Halfway to the monks, our SUV stopped. The 4x4 braked another twenty yards ahead, while the armored vehicle surged to the front, bearing down on Kajevic. Goos and I were supposed to take shelter on the floor, but instead we knelt in the foot wells, our eyes just high enough to see through the windows on Goos’s side. The SUV was parked laterally to block the road, and Ruehl and the driver jumped out to take up spots behind the vehicle, the young driver leveling his assault rifle across the hood. Crouched beside him, Ruehl raised the electric megaphone. In front of us the troops flowed out of the rear of the 4x4 in precision, each one rolling as he or she landed and quickly assuming a combat position on their bellies with their rifle sights trained on Kajevic and his bodyguards, only a few yards away. The four supposed tourists, with their hidden pistols now drawn, had crept near the monks to close off the rear.
Through the megaphone, Colonel Ruehl spoke in Serbo-Croatian, reading from a paper in his hand. Goos whispered the translation:
“Laza Kajevic, surrender at once. You are under arrest pursuant to the warrant of the United Nations and the International Criminal Tribunal for the Former Yugoslavia in The Hague.” The words echoed off the small buildings of the square. A few residents, initially drawn by the commotion, scattered at the sight of the automatic rifles, retreating indoors. I could hear some of them screaming.
The monk with the cell phone lost his high round hat. He groped under the rassa and suddenly swung up his AK. It was no more than a quarter of the way to horizontal when two separate bursts of automatic fire struck him. The monk flew backward, almost as if hit by a grenade, spattering blood over Kajevic beside him. The other bodyguard raised both his hands and fell to his knees.
In the process of covering up from the gunfire, Kajevic had also dropped his clerical hat. Now he feigned incomprehension, as if he didn’t understand the language or perhaps had been mistaken for someone else. But there was no doubt it was he. The infamous hairdo had been shorn to a moderate length and had gone white, or been dyed that color. The untamed beard was real and covered his whole face, including furry patches on his cheeks. He wore heavy black glasses and he was a great deal fatter than in his sleek days of vitriol and menace. But it was Kajevic, with the same wild eyes, and he was clever enough to know he was wanted alive. He ran.
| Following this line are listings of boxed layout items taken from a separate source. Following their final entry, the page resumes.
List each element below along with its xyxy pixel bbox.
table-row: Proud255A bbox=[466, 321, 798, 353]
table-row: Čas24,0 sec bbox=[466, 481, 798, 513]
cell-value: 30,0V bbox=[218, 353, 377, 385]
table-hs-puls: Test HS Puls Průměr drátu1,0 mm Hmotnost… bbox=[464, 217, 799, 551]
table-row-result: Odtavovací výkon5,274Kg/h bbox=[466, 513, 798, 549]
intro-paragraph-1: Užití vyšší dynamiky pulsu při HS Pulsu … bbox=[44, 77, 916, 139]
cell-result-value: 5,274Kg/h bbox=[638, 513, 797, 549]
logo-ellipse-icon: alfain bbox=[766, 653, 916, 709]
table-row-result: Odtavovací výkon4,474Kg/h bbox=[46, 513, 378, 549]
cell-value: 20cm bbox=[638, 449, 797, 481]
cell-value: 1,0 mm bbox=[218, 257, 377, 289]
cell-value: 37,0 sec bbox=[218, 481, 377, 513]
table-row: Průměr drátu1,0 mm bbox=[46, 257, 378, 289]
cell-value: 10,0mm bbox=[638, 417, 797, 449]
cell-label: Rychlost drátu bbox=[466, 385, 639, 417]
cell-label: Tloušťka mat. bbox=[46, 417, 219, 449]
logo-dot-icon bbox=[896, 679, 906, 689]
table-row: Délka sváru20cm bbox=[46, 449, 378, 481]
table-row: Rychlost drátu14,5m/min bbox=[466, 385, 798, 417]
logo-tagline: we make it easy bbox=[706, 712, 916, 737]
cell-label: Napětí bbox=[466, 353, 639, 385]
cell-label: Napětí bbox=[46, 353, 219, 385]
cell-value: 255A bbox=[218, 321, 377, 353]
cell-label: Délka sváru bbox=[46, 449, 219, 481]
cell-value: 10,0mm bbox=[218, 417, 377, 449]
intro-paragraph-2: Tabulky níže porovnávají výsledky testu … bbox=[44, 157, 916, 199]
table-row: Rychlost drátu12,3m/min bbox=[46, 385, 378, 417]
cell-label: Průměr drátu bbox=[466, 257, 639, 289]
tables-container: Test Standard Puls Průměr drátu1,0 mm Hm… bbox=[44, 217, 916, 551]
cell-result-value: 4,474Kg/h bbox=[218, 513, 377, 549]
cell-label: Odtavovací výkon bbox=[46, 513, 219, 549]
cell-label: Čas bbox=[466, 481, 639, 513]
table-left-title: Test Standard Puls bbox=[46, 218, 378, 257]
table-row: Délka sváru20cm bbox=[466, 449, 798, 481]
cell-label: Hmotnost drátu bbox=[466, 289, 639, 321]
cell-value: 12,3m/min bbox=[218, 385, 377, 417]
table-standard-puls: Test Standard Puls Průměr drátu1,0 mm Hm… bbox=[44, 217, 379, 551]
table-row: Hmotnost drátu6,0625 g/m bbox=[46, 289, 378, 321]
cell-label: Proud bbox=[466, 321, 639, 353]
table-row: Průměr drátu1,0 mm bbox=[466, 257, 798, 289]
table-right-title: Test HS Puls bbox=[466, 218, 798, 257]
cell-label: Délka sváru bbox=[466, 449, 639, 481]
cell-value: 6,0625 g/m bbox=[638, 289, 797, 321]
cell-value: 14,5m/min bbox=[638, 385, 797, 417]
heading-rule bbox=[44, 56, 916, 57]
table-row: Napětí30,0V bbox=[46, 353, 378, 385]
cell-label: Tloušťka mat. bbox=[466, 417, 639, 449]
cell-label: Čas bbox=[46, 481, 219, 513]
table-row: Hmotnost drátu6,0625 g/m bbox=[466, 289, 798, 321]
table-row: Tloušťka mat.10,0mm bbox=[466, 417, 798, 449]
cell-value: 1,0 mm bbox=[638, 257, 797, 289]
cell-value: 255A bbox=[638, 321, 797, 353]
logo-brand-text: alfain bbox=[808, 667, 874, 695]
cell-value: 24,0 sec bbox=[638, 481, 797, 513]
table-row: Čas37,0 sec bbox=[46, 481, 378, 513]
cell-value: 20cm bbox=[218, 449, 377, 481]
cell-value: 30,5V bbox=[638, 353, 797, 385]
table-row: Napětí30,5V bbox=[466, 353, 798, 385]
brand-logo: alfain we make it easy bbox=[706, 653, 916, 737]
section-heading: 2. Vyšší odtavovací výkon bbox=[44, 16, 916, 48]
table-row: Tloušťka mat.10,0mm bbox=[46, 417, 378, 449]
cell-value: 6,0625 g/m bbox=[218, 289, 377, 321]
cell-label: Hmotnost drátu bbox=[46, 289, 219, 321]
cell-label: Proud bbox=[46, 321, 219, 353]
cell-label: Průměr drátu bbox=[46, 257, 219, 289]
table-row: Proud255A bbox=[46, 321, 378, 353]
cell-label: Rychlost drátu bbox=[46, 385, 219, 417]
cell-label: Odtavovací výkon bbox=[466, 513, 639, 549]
He scampered wide around the armored BDX and dodged between the soldiers on their bellies, who, as he’d expected, hesitated to shoot. Nor could anybody get a hand on him, despite two of the troops’ diving efforts. As Kajevic sprinted, he reached into the left pocket of his rassa and produced a Glock pistol, which he held beside his ear, dashing straight toward us in the SUV. Ruehl stood up and yelled to him to stop and Kajevic answered by shooting once at Colonel Ruehl, who screamed out. The driver sank instinctively beside the colonel to attend to him. I had the crazy thought that Kajevic was going to stop to shoot Goos and me, too, but he knew this was his one chance to escape and he was at top speed, clearly headed for the black car that was barreling down from the monastery.
As Kajevic galloped toward us, I ducked in the floor well behind the front seat. I felt Goos lean back against me. Scared stiff, I assumed he was seeking cover, but what he wanted was leverage. As Kajevic drew abreast, running for his life, Goos suddenly kicked open the back door on his side. It caught Kajevic full force. His face smashed against the window and he reeled backward and lost his footing.